When the Spring of the following year came I returned to cycling daily to and from Canterbury until the Autumn when I was transferred to the parent company, The Kentish Gazette. This move enabled me to live at home and to attend classes at the Art school, where an evening theory class in Printing had opened, being helpful at a time when I had decided to enter for City & Guilds examinations. My objective was to obtain a Full Technological Certificate, then the highest award and requiring a minimum of six years part-time study. Eventually I reached my goal but, with WWII intervening, my final exam was not sat until 1950.
To study part-time for any subject requires a great deal of effort and my enthusiasm was certainly tested to the full when in the Autumn of 1936 practical classes in Printing opened at the Thanet School of Art (TSA) in Margate. Finishing work at 5.30 I cycled the 22 miles from my home to Margate to attend the two-hour class which was held twice weekly.
1937 was for me a milestone: I sat and passed the first of a series of City and Guilds examinations; I completed my apprenticeship; and two weeks later changed my place of employment, going to work for Thanet Press, Margate. I also left the family home and went to live in lodgings.
I quickly settled to working for Thanet Press but finding suitable lodgings proved more difficult. My arrival in Margate coincided with the heyday of the English seaside resort and Margate, together with Ramsgate and, to a lesser extent Broadstairs, were among the most popular holiday resorts. During the summer months many thousands of visitors came to Thanet, arriving by all methods of transport, including the paddle steamers which provided a regular service from London (Tower Bridge), Southend and the Medway towns. All the hotels, guest houses, etc. were full to capacity and on the sands it was difficult to find space to sit. As a consequence finding lodgings at a price which I could afford was not easy, except during the winter months, when accommodation could be obtained for a 'song'. But by Easter the landlady would want you off the premises, for the holiday rate was much higher.
By the early Spring of 1938, and after I had experienced two indifferent lodgings, a friend, Cyril Plater, suggested that I call and see a Mrs Fletcher who, together with her husband and three children lived at Westbrook, a residential part of Margate. A few days later I saw the 'lady of the house' who invited me in to the lounge and when she left the room to make me a drink my eyes focused on the photograph of a pretty young lady which stood on the mantelpiece. Two weeks later Mrs. Fletcher's niece came down from London and stayed for the weekend and we were introduced. Her name was Lilian Roffey and seven years later we were married. Had it not been for the War we would have married sooner.
The next eighteen months was a happy period for us both and would have been happier but for the constant threat of WWII. After my long apprenticeship when I had very little money for leisure hours I suddenly found that money was no problem. I bought a small car, a four-year old Morris Minor, and this provided much enjoyment.
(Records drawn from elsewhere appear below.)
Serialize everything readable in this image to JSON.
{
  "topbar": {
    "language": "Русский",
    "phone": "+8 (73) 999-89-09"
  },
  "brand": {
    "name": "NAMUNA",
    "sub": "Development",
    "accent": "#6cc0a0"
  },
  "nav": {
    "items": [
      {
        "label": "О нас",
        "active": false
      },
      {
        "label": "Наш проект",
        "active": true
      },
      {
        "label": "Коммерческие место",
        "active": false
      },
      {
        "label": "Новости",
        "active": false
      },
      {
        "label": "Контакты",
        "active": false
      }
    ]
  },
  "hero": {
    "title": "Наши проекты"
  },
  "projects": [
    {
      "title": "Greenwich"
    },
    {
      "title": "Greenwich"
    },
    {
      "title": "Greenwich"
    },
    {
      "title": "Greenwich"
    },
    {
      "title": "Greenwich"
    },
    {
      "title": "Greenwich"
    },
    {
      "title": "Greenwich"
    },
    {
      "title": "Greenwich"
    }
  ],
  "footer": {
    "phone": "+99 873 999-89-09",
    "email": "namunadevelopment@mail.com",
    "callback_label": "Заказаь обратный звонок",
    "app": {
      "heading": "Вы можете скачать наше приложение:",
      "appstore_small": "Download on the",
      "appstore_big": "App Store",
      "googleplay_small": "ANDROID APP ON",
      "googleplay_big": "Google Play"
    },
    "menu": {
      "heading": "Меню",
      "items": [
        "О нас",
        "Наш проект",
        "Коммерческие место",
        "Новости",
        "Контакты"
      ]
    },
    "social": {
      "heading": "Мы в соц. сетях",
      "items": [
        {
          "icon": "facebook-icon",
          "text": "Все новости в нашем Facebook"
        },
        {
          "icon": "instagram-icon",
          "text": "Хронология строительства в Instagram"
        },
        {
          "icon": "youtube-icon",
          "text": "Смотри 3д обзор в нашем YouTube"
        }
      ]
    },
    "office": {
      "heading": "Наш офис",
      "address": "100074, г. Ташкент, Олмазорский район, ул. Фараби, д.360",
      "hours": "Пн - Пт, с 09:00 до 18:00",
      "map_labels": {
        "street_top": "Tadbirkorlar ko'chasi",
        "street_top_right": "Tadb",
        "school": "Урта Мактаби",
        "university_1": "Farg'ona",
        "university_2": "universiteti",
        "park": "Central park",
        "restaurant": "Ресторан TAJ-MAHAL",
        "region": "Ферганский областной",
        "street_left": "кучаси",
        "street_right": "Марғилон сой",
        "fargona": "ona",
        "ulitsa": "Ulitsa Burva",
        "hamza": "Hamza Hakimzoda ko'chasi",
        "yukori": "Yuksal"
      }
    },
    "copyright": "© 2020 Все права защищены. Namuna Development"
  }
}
It was at this time that I joined the Territorial Army and in June 1939 attended the annual camp held in Somerset. In July Lily and I toured Devon and Cornwall and on the 24 August I was 'called up'. On that Thursday evening I left my lodgings for the last time, leaving behind my car, bicycle and other possessions, 'Aunt' Lil (Mrs Fletcher) stood at the gate to see me leave. I walked down the road with my kitbag on my shoulder and before turning the corner I looked back to see 'Aunt' Lil still standing at her gate. She waved and I waved back before heading for the Drill Hall. At that point I ceased being Lionel Sole, civilian and became Gunner Sole, L H, 768873. I was to keep that number, but not that rank, for six-and-a-half years. It is a number which I will never forget.